Chad rodeó a Shahid con el brazo.

– Sabía que estabas con nosotros. Siento haberte gritado y todo eso. Estaba nervioso.

– ¡Legión Extranjera! -entonó Hat.

El ejército de Riaz pasaba apretadamente entre las bicicletas del vestíbulo cuando sonó el teléfono de la pared. Lo cogió Hat.

– Eh, Shahid, es para ti -dijo.

– ¿Es Chili? Dile que…

– Una dama -repuso Hat, negando con la cabeza.
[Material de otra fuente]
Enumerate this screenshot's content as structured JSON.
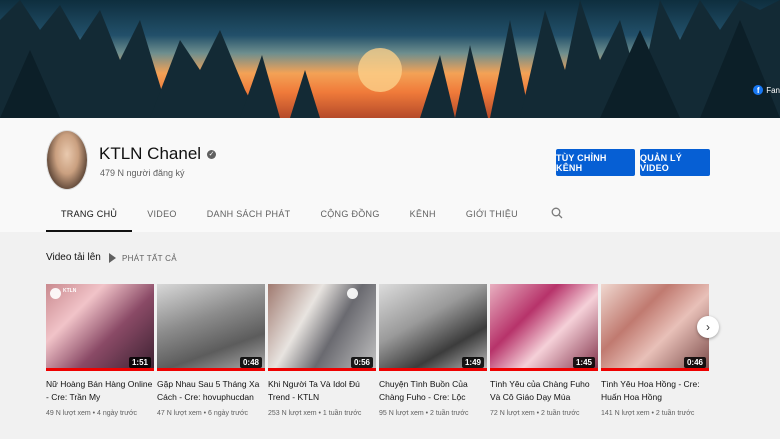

Shahid se puso al teléfono. Estaba inquieto ante la idea de dar plantón a Deedee; le estaría esperando. Ahora podría explicarle que tenía que hacer algo urgente. Luego se reuniría con ella, apoyaría la cabeza en su hombro y se lo contaría.

– ¿Shahid?

Reconoció la voz, pero no sabía de quién era. De todos modos, se estremeció.

– Soy Zulma.

En casa se ocultaba en el cuarto de baño para evitar a la mujer de Chili, ideando formas de molestarla. Zulma, a quien le encantaba decir que Shahid era un vago, se quejaba de que por debajo de su puerta salían «extraños olores humanos» que contaminaban la casa. A Chili solía decirle: «Si Shahid es un intelectual, ¿por qué no aprueba los exámenes? ¿Por qué sus amigas van tan mal vestidas y son tan poquita cosa? ¿Es que no puede encontrar una guapa paquistaní? ¡Nuestras mujeres son las más atractivas del mundo!»

– Ah, Zulma, me alegro de oírte. ¿Qué pasa?

La imaginaba tumbada en un sofá con su salwar plateado, su aspecto de estrella de cine, sus cabellos rozando el suelo, relucientes como el charol.

– ¿Qué tal van tus estudios?

Qué amistosa estaba hoy, ¿qué querría?

– Bien, Zulma, estupendamente.

– ¿Estudias mucho?

– Más que nunca.

– ¿Tienes amigos?

Por el portal abierto veía a sus amigos, que le esperaban en la calle.

– Los mejores que he tenido.

– ¿Has visto a Chili?

¿Por qué le preguntaba a él? Era su mujer. Si alguien veía a Chili, tenía que ser ella.

– Sí.

– Dime cuándo, Shahid.

– ¿Cuándo? Pues a veces pasa a saludarme.

– Chili nunca saluda a nadie. ¿Qué número tiene ahora en Londres? Tengo el bolígrafo preparado.

Desde fuera, Chad empezó a hacer gestos a Shahid. Dos taxis había parado frente a la acera.

– No lo sé, Zulma.

– ¿Dónde se aloja?

– Ya sabes cómo es, probablemente estará en casa de algunos amigos. Se pasan la noche jugando al póquer y esas cosas.

– ¡Pero qué amigos, Shahid, ni qué niño muerto! -Se estaba poniendo furiosa-. Será mejor que me lo digas, porque lo sabes.

– ¿Ah, sí?

– La última vez me dijo: Ya me verás. ¿Dónde?, le pregunté. En las noticias de la tele, me contestó. ¿A qué locura se refería, eh?

Le estaba presionando. Pero ¿por qué tendría que hacerle un favor?

– Oye, Zulma, tengo que ir corriendo a la biblioteca. Ya conoces a Chili, o deberías conocerle, a nadie le cuenta lo que hace.